You'll see tents and sleeping bags in the scruff of the woods. Throw some more bread around if you got it to spare. Maybe give one of those folks down by the water some due; just a hello. That will matter even more than a quarter or a piece of bread. You likely won't get hurt and it will be the best thing you can do for yourself all day.


Res Ipsa Loquitor,

SCS

Monday, October 1, 2012

Spiritual and Cranky!



Dear Friends,

I got pretty cranky yesterday morning when I encountered a commentary by this yutz, Alan Miller, on CNN calling folks who were "spiritual but not religious" lazy and timid. Hey, boss, you take a look at a Universe that stretches from before the beginning of time and all the way to the end of time. See a universe that is one of an infinite variety and multitude but has perfected itself to create Human eyes and Human minds that seek to comprehend it and all the other possible creations in every possible dimension within and without time. Look into the near emptiness of space and see Reality being born out of that emptiness adjacent to dark stars that drink up even the aether of light born out of nothingness.

In this Universe matter is mostly unseen and most light dark, most truth must left be unspoken about the hidden mysteries on worlds beyond our dreams begging to be revealed in a place where Space and Light bend and few so-called facts can be trusted from our vantage. We cannot know where and how fast It becomes new or old or not at all; no more than that cat in a box that has puzzled us since those cats Heisenberg and Schroeder dreamt it up or not. The end of the story of that cat does or does not forever live in a book that has no beginning nor end.
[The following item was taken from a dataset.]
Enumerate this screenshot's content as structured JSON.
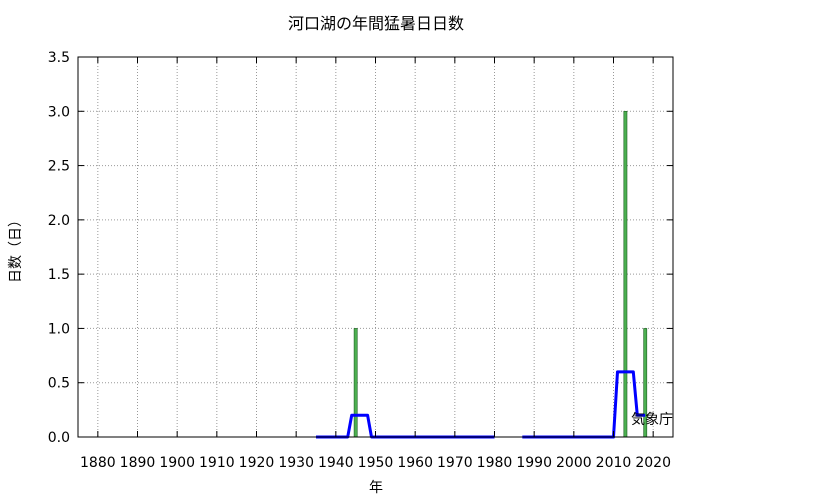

So, stand there at the edge of a sky with new stars birthing new planets and look at them. Stand alone without some old man in a throne above the clouds of our piece of lint in the Cosmos, this pale blue dot, our home world circling an unremarkable star at the tenuous fringe of one galaxy swirling amongst a trillion others. Now, tell me that I am lazy and timid. Brother, what I just described is where I live and it is not a place for the timid. To you I say, welcome home.